Isaac Taylor was licensed to preach by the quarterly conference of the Jones Valley Circuit upon a recommendation from the society at Cedar Mountain in 1824. The watershed event of his life occurred about 1832. He then had a wife, Hannah, and six children aged 11 down to a nursing infant. They lived only a couple of miles from the Shiloh church. One night, between bedtime and dawn, his wife disappeared. The mystery caused a sensation in the community, especially among the enemies of Methodism. It was soon whispered about that the Rev. Isaac Taylor had killed his wife. The main evidence against him was the presumption that it was unnatural for a woman to leave her own children. The climax came when some bones that were found in the forest near the Taylor farm were exhibited as bones of the missing woman. Isaac was arrested. However, after all the sensation and excitement, the grand jury never indicted him. He was eventually exonerated, but not before his life and ministry had been damaged (West 289). The theory which solved the mystery was elopement: a man who moved from the Cedar Mountain region to Texas, and who knew Isaac Taylor and his wife intimately, was one day in a Texas store when a man and woman walked in. He immediately recognized the woman as the missing wife of Rev. Taylor and he saw that she recognized him.
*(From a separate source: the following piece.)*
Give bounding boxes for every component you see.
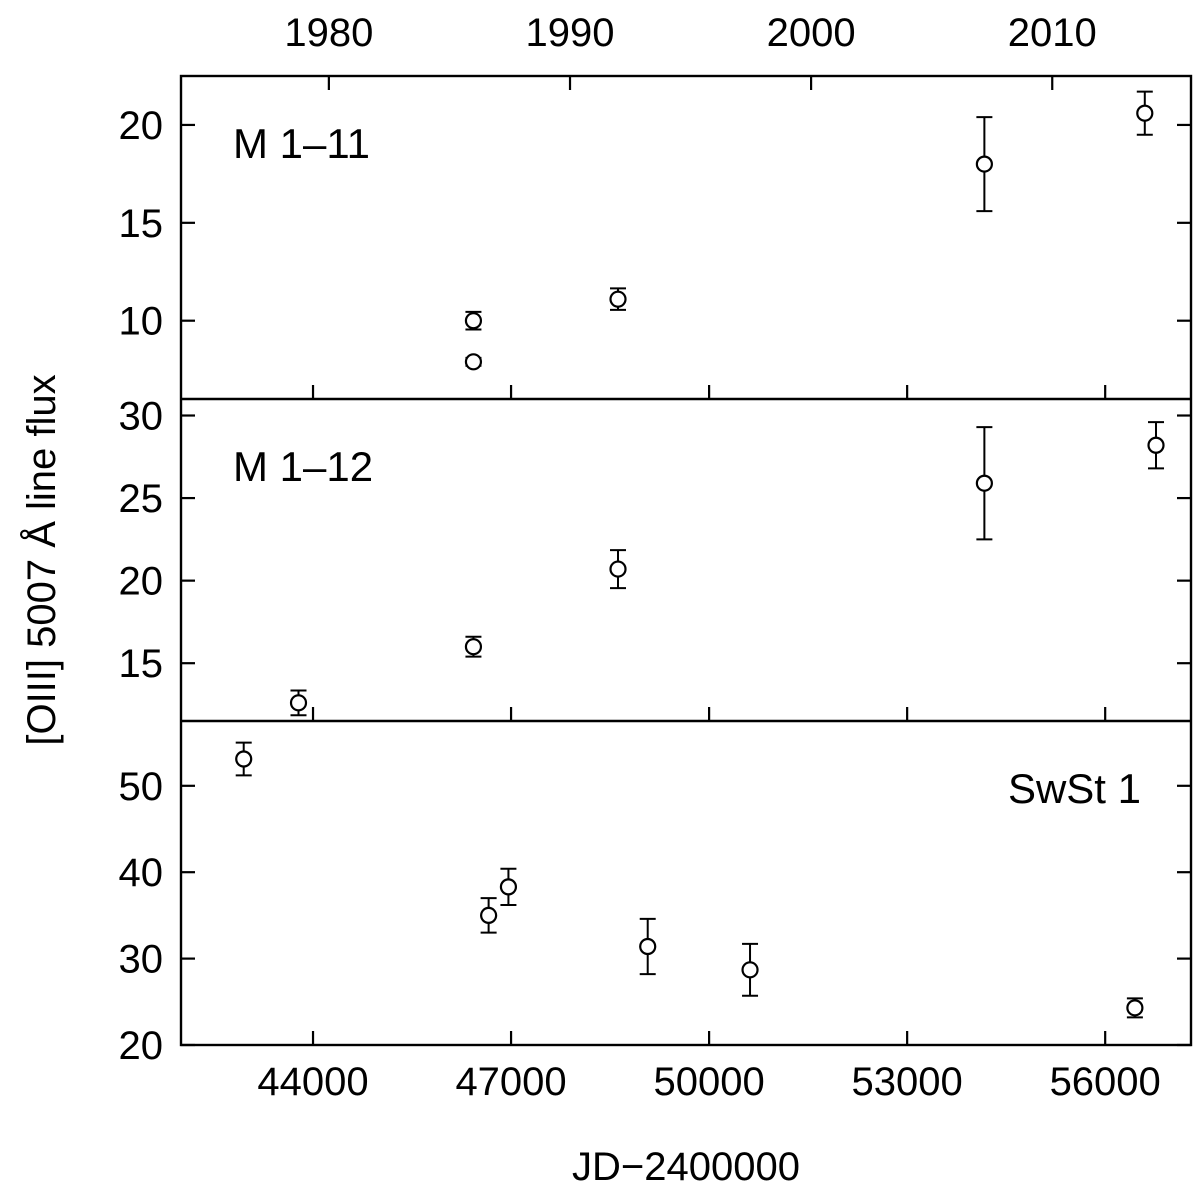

Without speaking a word, she and the man with her left the store. The story that evolved was that she had left home disguised as a boy with a man who lived near her; that they had gone through obscure regions, using deserted Indian trails, and continued on to the Republic of Texas. This theory was corroborated by the memory of her oldest child of the day of her disappearance. On that day, he and his mother had been dropping com in the field, and they went together to the house for her to nurse the baby. He recalled that as she nursed the infant he saw a sad expression cover his mother's face (290). A final support for this theory was made by Rev. Taylor himself on his death bed. In conversation with one of his friends, in alluding to his credentials, he said: "These papers I have never dishonored. In the pulpit I have never uttered a word which I would rescind" (289).

I have read this account in Anson West several times and tried to imagine the circumstances of Isaac and Hannah's life. Today, with our knowledge of post-partum depression and emotional stress, it is not difficult to believe that a woman with the responsibilities of six small children, all the domestic work, and most of the farm work; a woman with a husband who was off riding the circuit, and rarely there to support her, might choose to escape from it all. This is more easily imagined than that a man would murder a wife and become himself solely responsible for all these duties.

The dark shadow over Isaac's life did not stop his preaching nor totally mar his influence. The epitaph on his headstone, in the Taylor's Chapel cemetery, reads "He was a minister of the gospel 50 years and died in the hope and consolation of the same." In 1990 I interviewed an older first cousin, Rev. Mack Hamby, who has since deceased, and questioned him about the Taylors. Please listen to part of the interview. (See Attachment).

Isaac Taylor married Elizabeth King in 1836, which was four years after the disappearance of his first wife.